As the National Trust Knole site explains, Orlando is dedicated to Vita Sackville-West 'and, in the words of Vita's son, Nigel Nicolson, it is 'the longest and most charming love letter in literature'. Vita is the eponymous hero/heroine (Orlando changes gender over the four centuries in which the novel is set) and Orlando's ancestral home is a house, like Knole, with a legendary 365 rooms.

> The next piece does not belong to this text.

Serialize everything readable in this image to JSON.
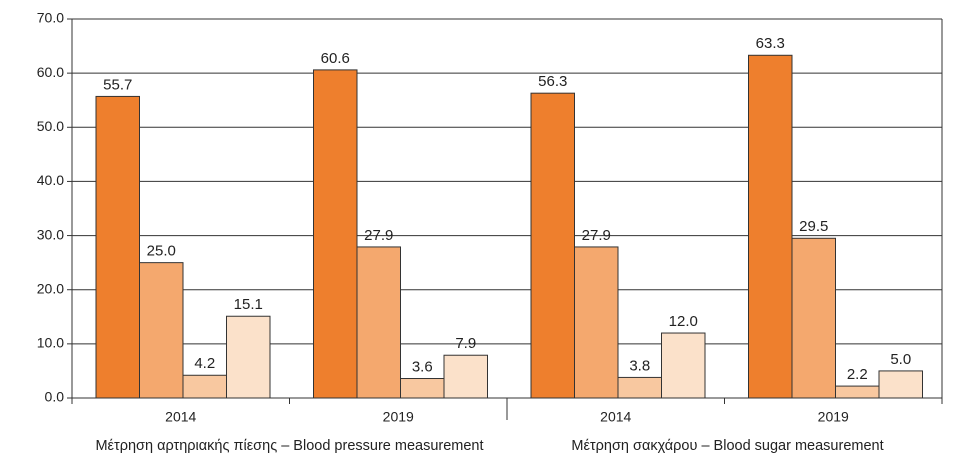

The pages are threaded through with similarly specific references to Knole and to its past and present incumbents. It ends with Orlando taking possession of the house whereas, in fact, Vita had been denied ownership of her beloved Knole because the house was passed through the male line.' In her book Knole and the Sackvilles (1922), Vita Sackville-West wrote of the house that "it has the tone of England; it melts into the green of the garden turf, into the tawnier green of the park beyond, into the blue of the pale English sky." The park surrounding the house has remained largely unchanged since the time of Elizabeth I, although it did lose 70% of its trees in The Great Storm of 1987. We explored it and took the photograph below on a summer's day last year.